How does prompt caching work?
Caching discounts vary by provider: Google and OpenAI offer 90% discounts on cached input tokens. Anthropic uses write (1.25x) and read (0.10x) multipliers. Savings are applied to the token portion only, not unit-based fees.
How do Market Recommendations work (v8.6.0)?
Our recommendation engine scans the entire model registry and only includes models that support ALL your current input parameters (tokens, images, video, audio, OCR, tools, batch API, etc.). It calculates exact costs with your settings and sorts by price, showing you the best value options that can handle your complete workflow.
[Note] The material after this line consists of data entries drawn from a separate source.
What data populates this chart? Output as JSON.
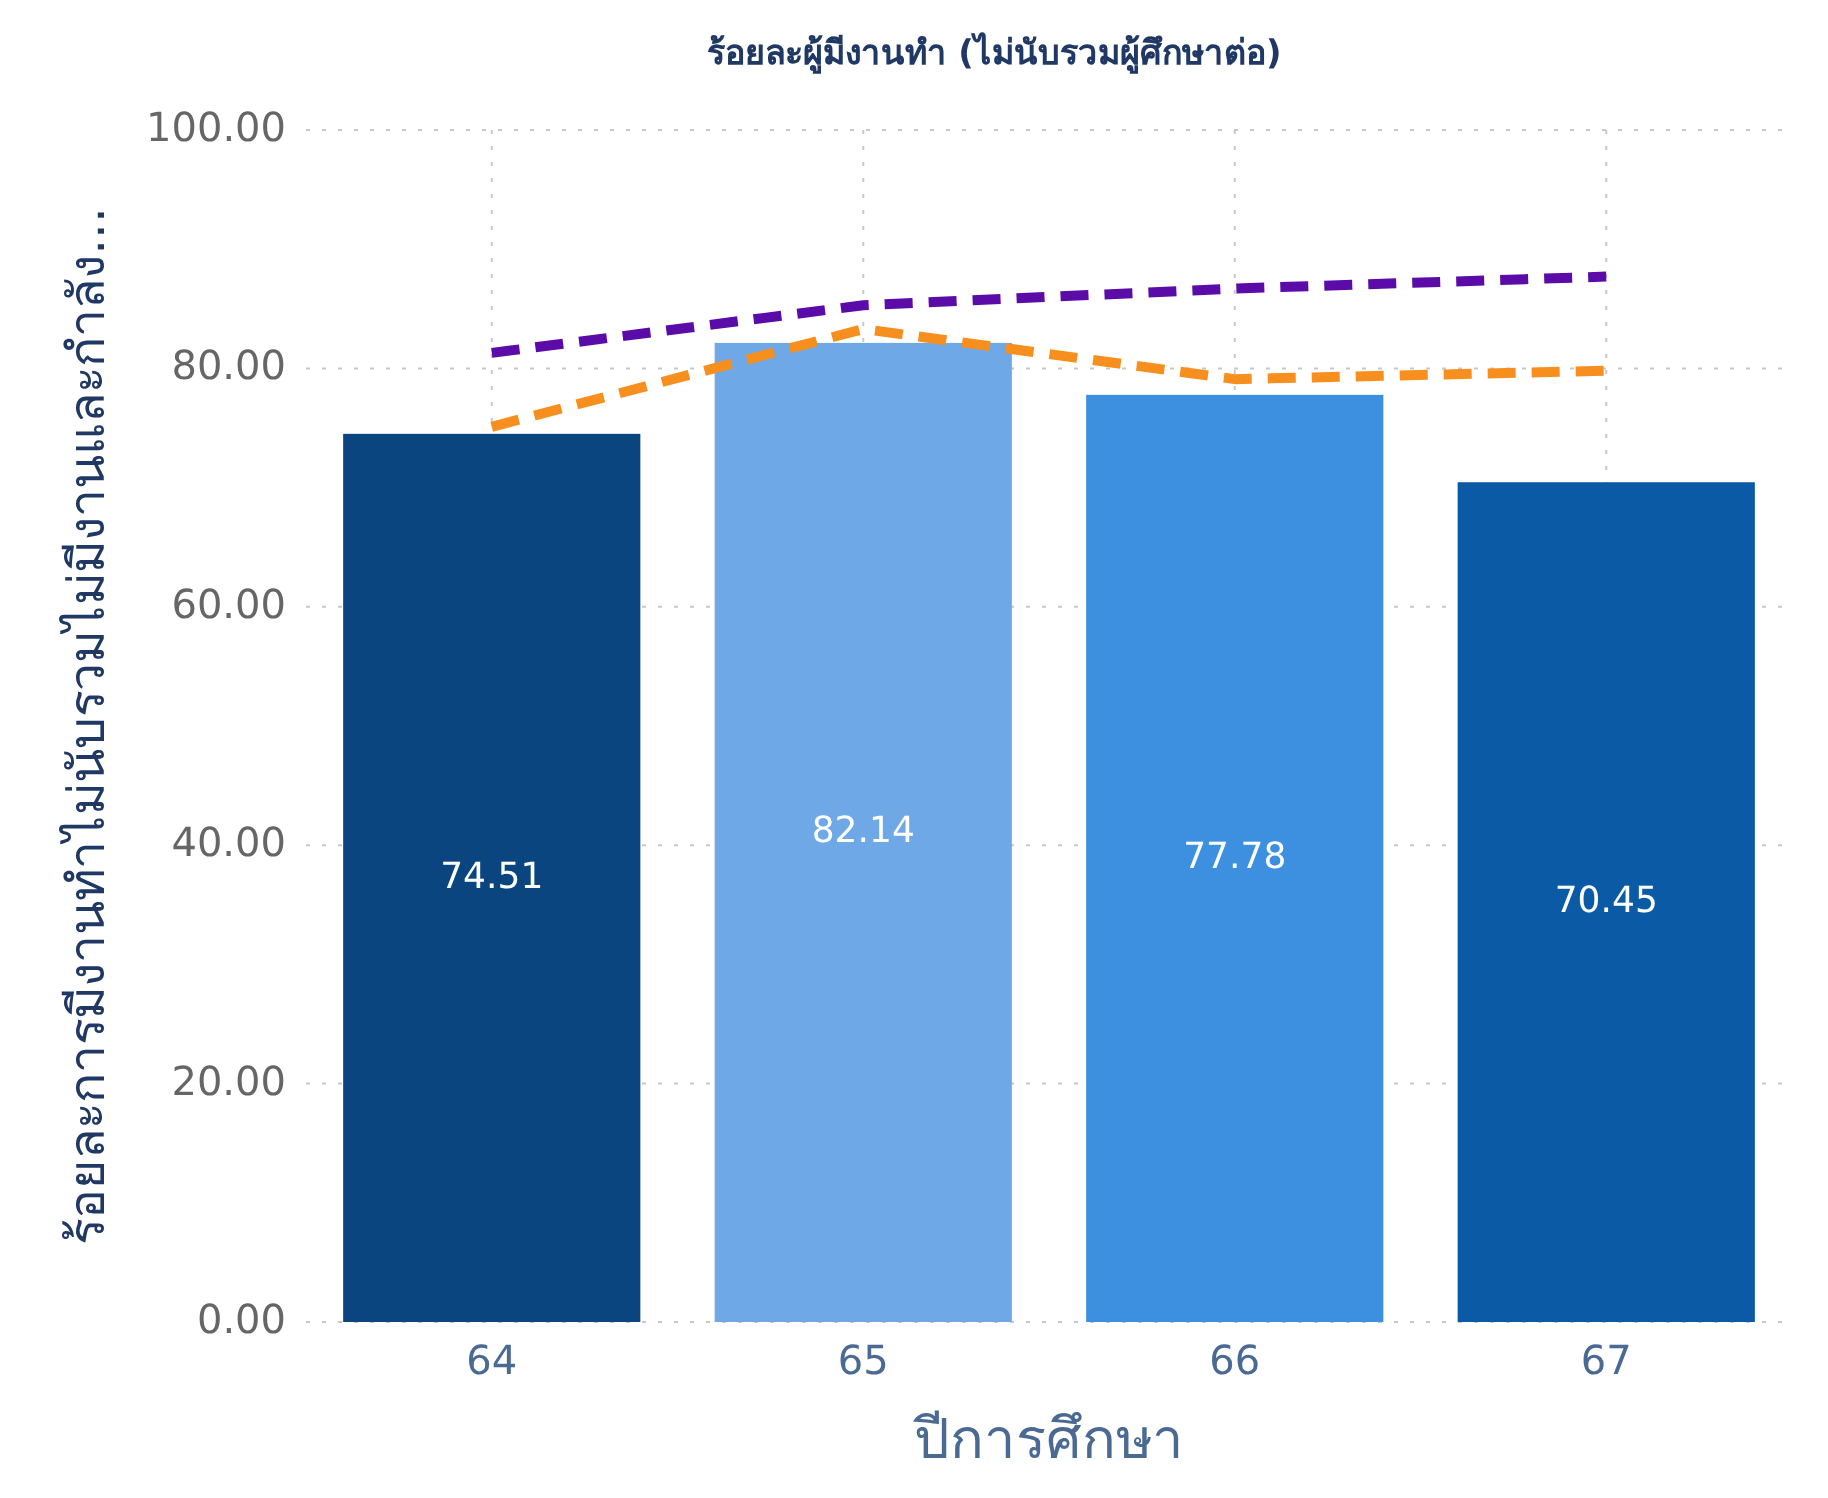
{
  "chart_data": {
    "type": "bar",
    "title": "ร้อยละผู้มีงานทำ (ไม่นับรวมผู้ศึกษาต่อ)",
    "xlabel": "ปีการศึกษา",
    "ylabel": "ร้อยละการมีงานทำไม่นับรวมไม่มีงานและกำลัง...",
    "categories": [
      "64",
      "65",
      "66",
      "67"
    ],
    "series": [
      {
        "colors": [
          "#0a4580",
          "#6fa8e6",
          "#3d8fdf",
          "#0b5aa6"
        ],
        "values": [
          74.51,
          82.14,
          77.78,
          70.45
        ],
        "value_labels": [
          "74.51",
          "82.14",
          "77.78",
          "70.45"
        ]
      },
      {
        "type": "line",
        "color": "#5b0ca8",
        "values": [
          81.3,
          85.3,
          86.7,
          87.7
        ]
      },
      {
        "type": "line",
        "color": "#f78f1e",
        "values": [
          75.1,
          83.3,
          79.1,
          79.8
        ]
      }
    ],
    "ylim": [
      0,
      100
    ],
    "yticks": [
      {
        "value": 0,
        "label": "0.00"
      },
      {
        "value": 20,
        "label": "20.00"
      },
      {
        "value": 40,
        "label": "40.00"
      },
      {
        "value": 60,
        "label": "60.00"
      },
      {
        "value": 80,
        "label": "80.00"
      },
      {
        "value": 100,
        "label": "100.00"
      }
    ],
    "grid": true,
    "line_style": "dashed"
  }
}
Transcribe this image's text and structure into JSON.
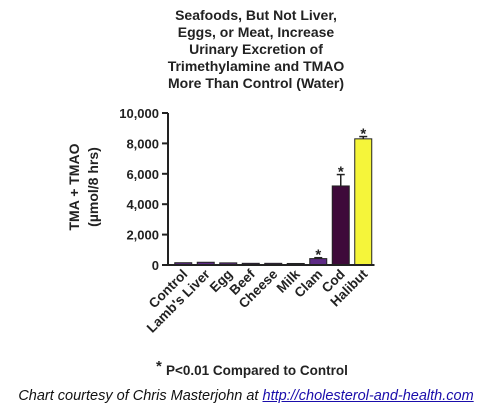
{
  "chart_data": {
    "type": "bar",
    "title_lines": [
      "Seafoods, But Not Liver,",
      "Eggs, or Meat, Increase",
      "Urinary Excretion of",
      "Trimethylamine and TMAO",
      "More Than Control (Water)"
    ],
    "ylabel_lines": [
      "TMA + TMAO",
      "(µmol/8 hrs)"
    ],
    "ylim": [
      0,
      10000
    ],
    "yticks": [
      0,
      2000,
      4000,
      6000,
      8000,
      10000
    ],
    "ytick_labels": [
      "0",
      "2,000",
      "4,000",
      "6,000",
      "8,000",
      "10,000"
    ],
    "categories": [
      "Control",
      "Lamb's Liver",
      "Egg",
      "Beef",
      "Cheese",
      "Milk",
      "Clam",
      "Cod",
      "Halibut"
    ],
    "values": [
      150,
      180,
      140,
      110,
      110,
      100,
      420,
      5200,
      8300
    ],
    "errors": [
      0,
      0,
      0,
      0,
      0,
      0,
      60,
      750,
      150
    ],
    "significant": [
      false,
      false,
      false,
      false,
      false,
      false,
      true,
      true,
      true
    ],
    "bar_colors": [
      "#5e2a86",
      "#5e2a86",
      "#5e2a86",
      "#5e2a86",
      "#5e2a86",
      "#5e2a86",
      "#5e2a86",
      "#3e0a3a",
      "#f5f53a"
    ],
    "significance_marker": "*",
    "footnote": "P<0.01 Compared to Control",
    "grid": false
  },
  "credit": {
    "text": "Chart courtesy of Chris Masterjohn at ",
    "link_text": "http://cholesterol-and-health.com"
  }
}
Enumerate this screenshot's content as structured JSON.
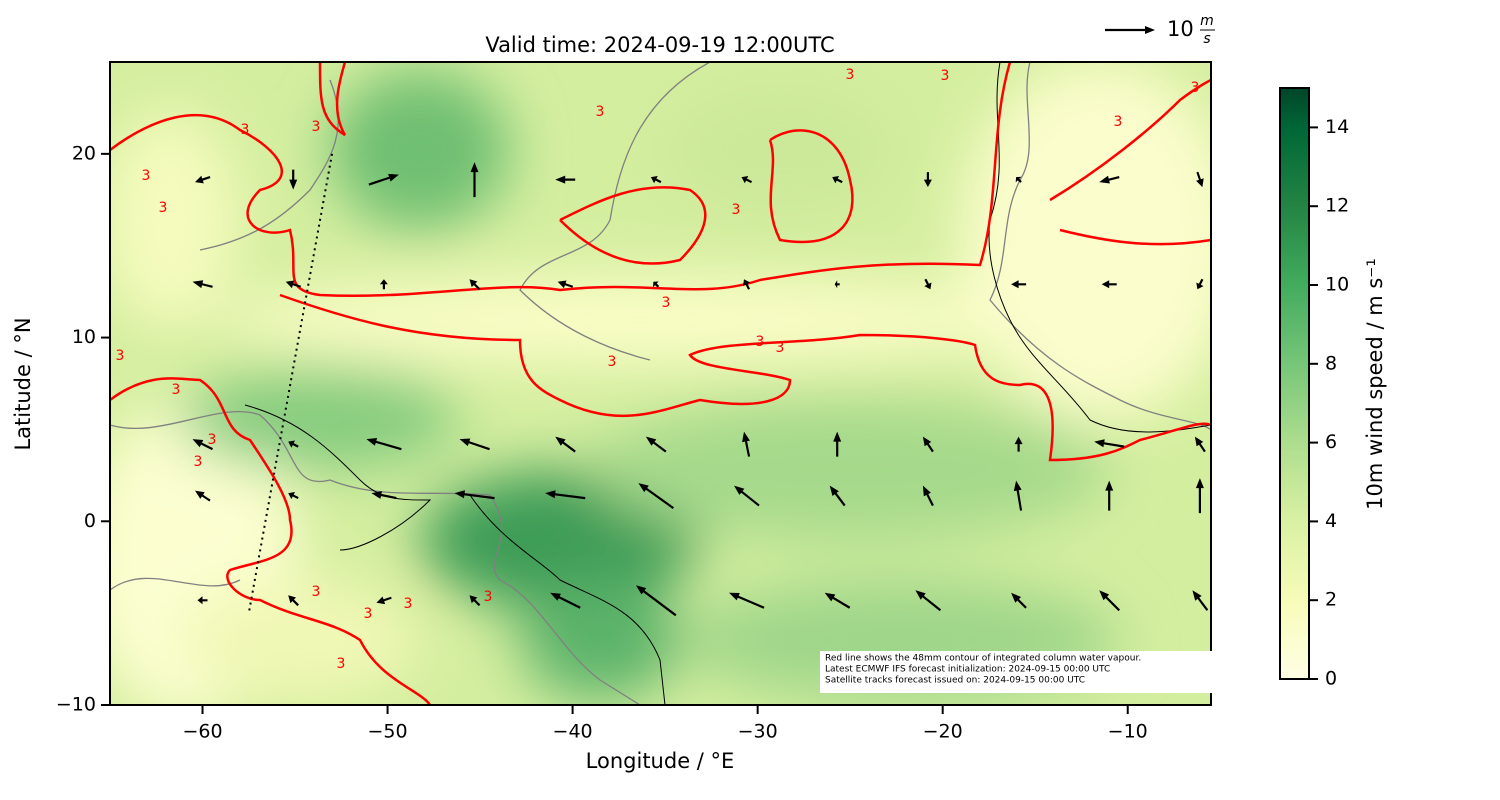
{
  "chart_data": {
    "type": "quiver_map",
    "title": "Valid time: 2024-09-19 12:00UTC",
    "xlabel": "Longitude / °E",
    "ylabel": "Latitude / °N",
    "xlim": [
      -65,
      -5.5
    ],
    "ylim": [
      -10,
      25
    ],
    "xticks": [
      {
        "value": -60,
        "label": "−60"
      },
      {
        "value": -50,
        "label": "−50"
      },
      {
        "value": -40,
        "label": "−40"
      },
      {
        "value": -30,
        "label": "−30"
      },
      {
        "value": -20,
        "label": "−20"
      },
      {
        "value": -10,
        "label": "−10"
      }
    ],
    "yticks": [
      {
        "value": -10,
        "label": "−10"
      },
      0,
      10,
      20
    ],
    "colorbar": {
      "label": "10m wind speed / m s⁻¹",
      "clim": [
        0,
        15
      ],
      "ticks": [
        0,
        2,
        4,
        6,
        8,
        10,
        12,
        14
      ]
    },
    "contour_label": "3",
    "contour_color": "#ff0000",
    "quiver_key": {
      "value": 10,
      "unit_numerator": "m",
      "unit_denominator": "s"
    },
    "satellite_track": {
      "lon": [
        -53,
        -57.5
      ],
      "lat": [
        20,
        -5
      ]
    },
    "annotation": [
      "Red line shows the 48mm contour of integrated column water vapour.",
      "Latest ECMWF IFS forecast initialization: 2024-09-15 00:00 UTC",
      "Satellite tracks forecast issued on: 2024-09-15 00:00 UTC"
    ],
    "wind_vectors": {
      "lon": [
        -60,
        -55.1,
        -50.2,
        -45.3,
        -40.4,
        -35.5,
        -30.6,
        -25.7,
        -20.8,
        -15.9,
        -11,
        -6.1,
        -60,
        -55.1,
        -50.2,
        -45.3,
        -40.4,
        -35.5,
        -30.6,
        -25.7,
        -20.8,
        -15.9,
        -11,
        -6.1,
        -60,
        -55.1,
        -50.2,
        -45.3,
        -40.4,
        -35.5,
        -30.6,
        -25.7,
        -20.8,
        -15.9,
        -11,
        -6.1,
        -60,
        -55.1,
        -50.2,
        -45.3,
        -40.4,
        -35.5,
        -30.6,
        -25.7,
        -20.8,
        -15.9,
        -11,
        -6.1,
        -60,
        -55.1,
        -50.2,
        -45.3,
        -40.4,
        -35.5,
        -30.6,
        -25.7,
        -20.8,
        -15.9,
        -11,
        -6.1
      ],
      "lat": [
        18.6,
        18.6,
        18.6,
        18.6,
        18.6,
        18.6,
        18.6,
        18.6,
        18.6,
        18.6,
        18.6,
        18.6,
        12.9,
        12.9,
        12.9,
        12.9,
        12.9,
        12.9,
        12.9,
        12.9,
        12.9,
        12.9,
        12.9,
        12.9,
        4.2,
        4.2,
        4.2,
        4.2,
        4.2,
        4.2,
        4.2,
        4.2,
        4.2,
        4.2,
        4.2,
        4.2,
        1.4,
        1.4,
        1.4,
        1.4,
        1.4,
        1.4,
        1.4,
        1.4,
        1.4,
        1.4,
        1.4,
        1.4,
        -4.3,
        -4.3,
        -4.3,
        -4.3,
        -4.3,
        -4.3,
        -4.3,
        -4.3,
        -4.3,
        -4.3,
        -4.3,
        -4.3
      ],
      "u": [
        -3,
        0,
        6,
        0,
        -4,
        -2,
        -2,
        -2,
        0,
        -1,
        -4,
        1,
        -4,
        -3,
        0,
        -2,
        -3,
        -1,
        -1,
        -1,
        1,
        -3,
        -3,
        -1,
        -4,
        -2,
        -7,
        -6,
        -4,
        -4,
        -1,
        0,
        -2,
        0,
        -6,
        -2,
        -3,
        -2,
        -5,
        -8,
        -8,
        -7,
        -5,
        -3,
        -2,
        -1,
        0,
        0,
        -2,
        -2,
        -3,
        -2,
        -6,
        -8,
        -7,
        -5,
        -5,
        -3,
        -4,
        -3
      ],
      "v": [
        -1,
        -4,
        2,
        7,
        0,
        1,
        1,
        1,
        -3,
        1,
        -1,
        -3,
        1,
        1,
        2,
        2,
        1,
        1,
        2,
        0,
        -2,
        0,
        0,
        -2,
        2,
        1,
        2,
        2,
        3,
        3,
        5,
        5,
        3,
        3,
        1,
        3,
        2,
        1,
        1,
        1,
        1,
        5,
        4,
        4,
        4,
        6,
        6,
        7,
        0,
        2,
        -1,
        2,
        3,
        6,
        3,
        3,
        4,
        3,
        4,
        4
      ]
    }
  }
}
Special pricing models (OCR, video, audio, image generation) are properly handled and only appear when their specific input types are requested. v8.6.0 removes reseller markups (20% buffer) and dedicated instance multipliers to reflect official provider pricing.
What is the YemHub AI Calculator Tool?
The YemHub AI Calculator is the most comprehensive tool for estimating costs and comparing performance metrics across 50+ AI models. It calculates token-based pricing, analyzes multimodal processing, accounts for state-dependent pricing (context cliffs, tiered tunnels), provides optimization recommendations, and now offers intelligent market matching to find the best alternatives for your specific needs.